Rifiuti: riciclo materiali da imballaggio, incontro Sicindustria-Conai

Rifiuti: riciclo materiali da imballaggio, incontro Sicindustria-Conai
5 aprile 2019

Orientare le scelte
dei produttori e incoraggiare l’utilizzo di materiali agevolmente riciclabili
in rispondenza agli orientamenti comunitari di riduzione della produzione di
rifiuti e, al tempo stesso, spingere al massimo il recupero e riciclo dei
materiali.

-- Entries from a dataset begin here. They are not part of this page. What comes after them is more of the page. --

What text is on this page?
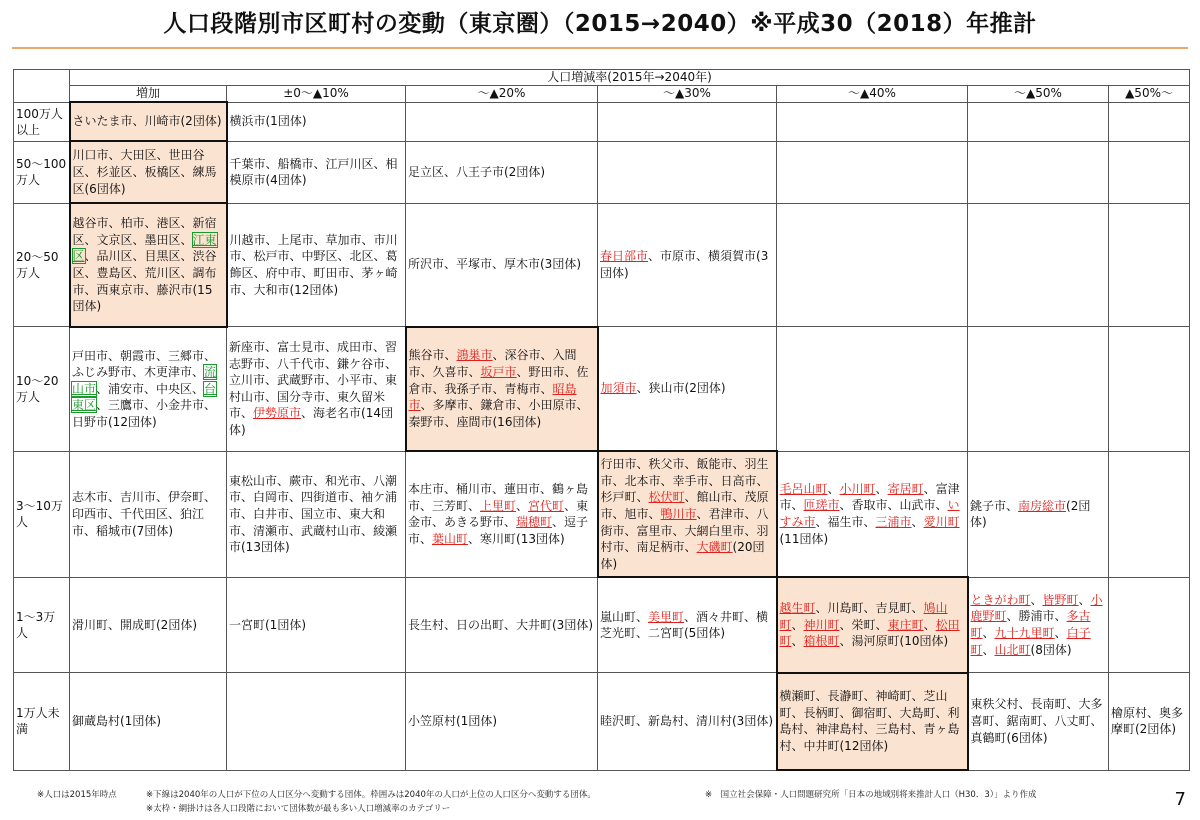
人口段階別市区町村の変動（東京圏）（2015→2040）※平成30（2018）年推計
	人口増減率(2015年→2040年)						
	増加	±0～▲10%	～▲20%	～▲30%	～▲40%	～▲50%	▲50%～
100万人以上	さいたま市、川崎市(2団体)	横浜市(1団体)					
50～100万人	川口市、大田区、世田谷区、杉並区、板橋区、練馬区(6団体)	千葉市、船橋市、江戸川区、相模原市(4団体)	足立区、八王子市(2団体)				
20～50万人	越谷市、柏市、港区、新宿区、文京区、墨田区、江東区、品川区、目黒区、渋谷区、豊島区、荒川区、調布市、西東京市、藤沢市(15団体)	川越市、上尾市、草加市、市川市、松戸市、中野区、北区、葛飾区、府中市、町田市、茅ヶ崎市、大和市(12団体)	所沢市、平塚市、厚木市(3団体)	春日部市、市原市、横須賀市(3団体)			
10～20万人	戸田市、朝霞市、三郷市、ふじみ野市、木更津市、流山市、浦安市、中央区、台東区、三鷹市、小金井市、日野市(12団体)	新座市、富士見市、成田市、習志野市、八千代市、鎌ケ谷市、立川市、武蔵野市、小平市、東村山市、国分寺市、東久留米市、伊勢原市、海老名市(14団体)	熊谷市、鴻巣市、深谷市、入間市、久喜市、坂戸市、野田市、佐倉市、我孫子市、青梅市、昭島市、多摩市、鎌倉市、小田原市、秦野市、座間市(16団体)	加須市、狭山市(2団体)			
3～10万人	志木市、吉川市、伊奈町、印西市、千代田区、狛江市、稲城市(7団体)	東松山市、蕨市、和光市、八潮市、白岡市、四街道市、袖ケ浦市、白井市、国立市、東大和市、清瀬市、武蔵村山市、綾瀬市(13団体)	本庄市、桶川市、蓮田市、鶴ヶ島市、三芳町、上里町、宮代町、東金市、あきる野市、瑞穂町、逗子市、葉山町、寒川町(13団体)	行田市、秩父市、飯能市、羽生市、北本市、幸手市、日高市、杉戸町、松伏町、館山市、茂原市、旭市、鴨川市、君津市、八街市、富里市、大網白里市、羽村市、南足柄市、大磯町(20団体)	毛呂山町、小川町、寄居町、富津市、匝瑳市、香取市、山武市、いすみ市、福生市、三浦市、愛川町(11団体)	銚子市、南房総市(2団体)	
1～3万人	滑川町、開成町(2団体)	一宮町(1団体)	長生村、日の出町、大井町(3団体)	嵐山町、美里町、酒々井町、横芝光町、二宮町(5団体)	越生町、川島町、吉見町、鳩山町、神川町、栄町、東庄町、松田町、箱根町、湯河原町(10団体)	ときがわ町、皆野町、小鹿野町、勝浦市、多古町、九十九里町、白子町、山北町(8団体)	
1万人未満	御蔵島村(1団体)		小笠原村(1団体)	睦沢町、新島村、清川村(3団体)	横瀬町、長瀞町、神崎町、芝山町、長柄町、御宿町、大島町、利島村、神津島村、三島村、青ヶ島村、中井町(12団体)	東秩父村、長南町、大多喜町、鋸南町、八丈町、真鶴町(6団体)	檜原村、奥多摩町(2団体)
※人口は2015年時点	※下線は2040年の人口が下位の人口区分へ変動する団体。枠囲みは2040年の人口が上位の人口区分へ変動する団体。	※　国立社会保障・人口問題研究所「日本の地域別将来推計人口（H30．3）」より作成
※太枠・網掛けは各人口段階において団体数が最も多い人口増減率のカテゴリー	7
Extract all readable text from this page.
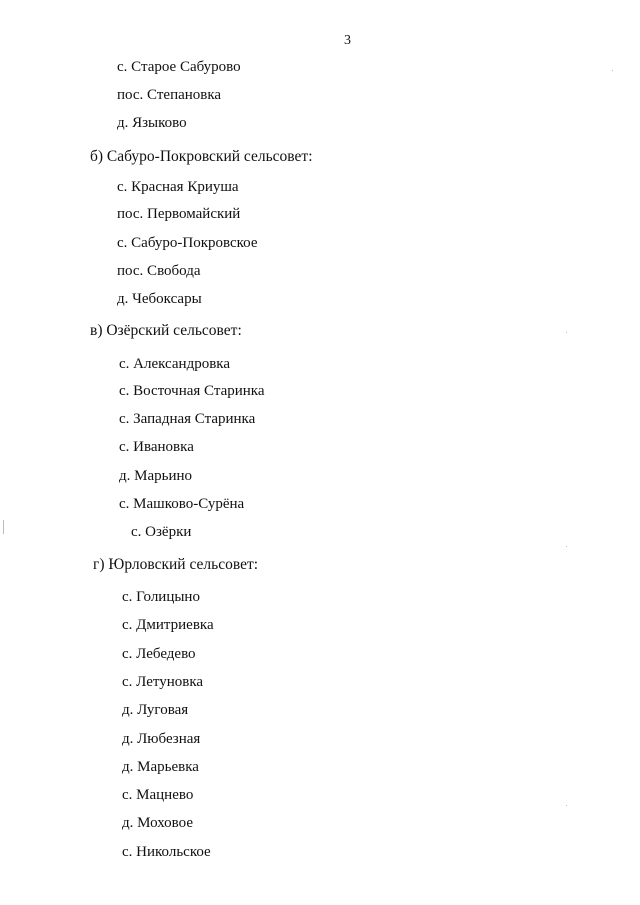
3
с. Старое Сабурово
пос. Степановка
д. Языково
б) Сабуро-Покровский сельсовет:
с. Красная Криуша
пос. Первомайский
с. Сабуро-Покровское
пос. Свобода
д. Чебоксары
в) Озёрский сельсовет:
с. Александровка
с. Восточная Старинка
с. Западная Старинка
с. Ивановка
д. Марьино
с. Машково-Сурёна
с. Озёрки
г) Юрловский сельсовет:
с. Голицыно
с. Дмитриевка
с. Лебедево
с. Летуновка
д. Луговая
д. Любезная
д. Марьевка
с. Мацнево
д. Моховое
с. Никольское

È su questo che si è focalizzata l’attenzione del Focus gestione dei
rifiuti aziendali e degli imballaggi, organizzato da Sicindustria Ragusa in
collaborazione con il Consorzio Conai.

Da quest’anno, tra l’altro,
la normativa prevede la diversificazione del contributo che i produttori, i
commercianti, gli utilizzatori verseranno al Conai per la gli imballaggi in plastica.
Nello specifico sono state individuate tre fasce di contribuzione che premiano
i produttori di plastica facilmente riciclabile e caricato con un contributo di
importo   doppio quelli imballaggi di
difficile recupero quali i poliaccoppiati (es. contenitori latte, succhi di
frutta).

“Questi temi – dice il presidente di Sicindustria Ragusa, Leonardo Licitra – hanno particolare importanza e aprono nuova prospettiva per le imprese del nostro territorio dove insistono importanti attività di recupero di materiali da rifiuti. È per questo che Sicindustria ha già in programma di organizzare un incontro specificamente dedicato alle norme in vigore e alle prospettive imprenditoriali che si apriranno in questo ambito”.

Particolare
perplessità hanno invece suscitato le prime disposizioni, ancora incomplete,
relative al nuovo Registro Elettronico Nazionale, che sostituirà il Sistri. “Su
questo punto – aggiunge Licitra – Confindustria sta lavorando per fare
chiarezza su tutti gli aspetti che, a un primo approccio, sembrano complicare
anziché semplificare gli adempimenti. Così come, un altro elemento di
insoddisfazione, è rappresentato dalla mancata chiarezza sui contributi che le
imprese hanno versato annualmente al Sistri che, in realtà, non ha mai
funzionato e la fine che dovranno fare le Black Box installate sugli autocarri
delle imprese di trasporto rifiuti”.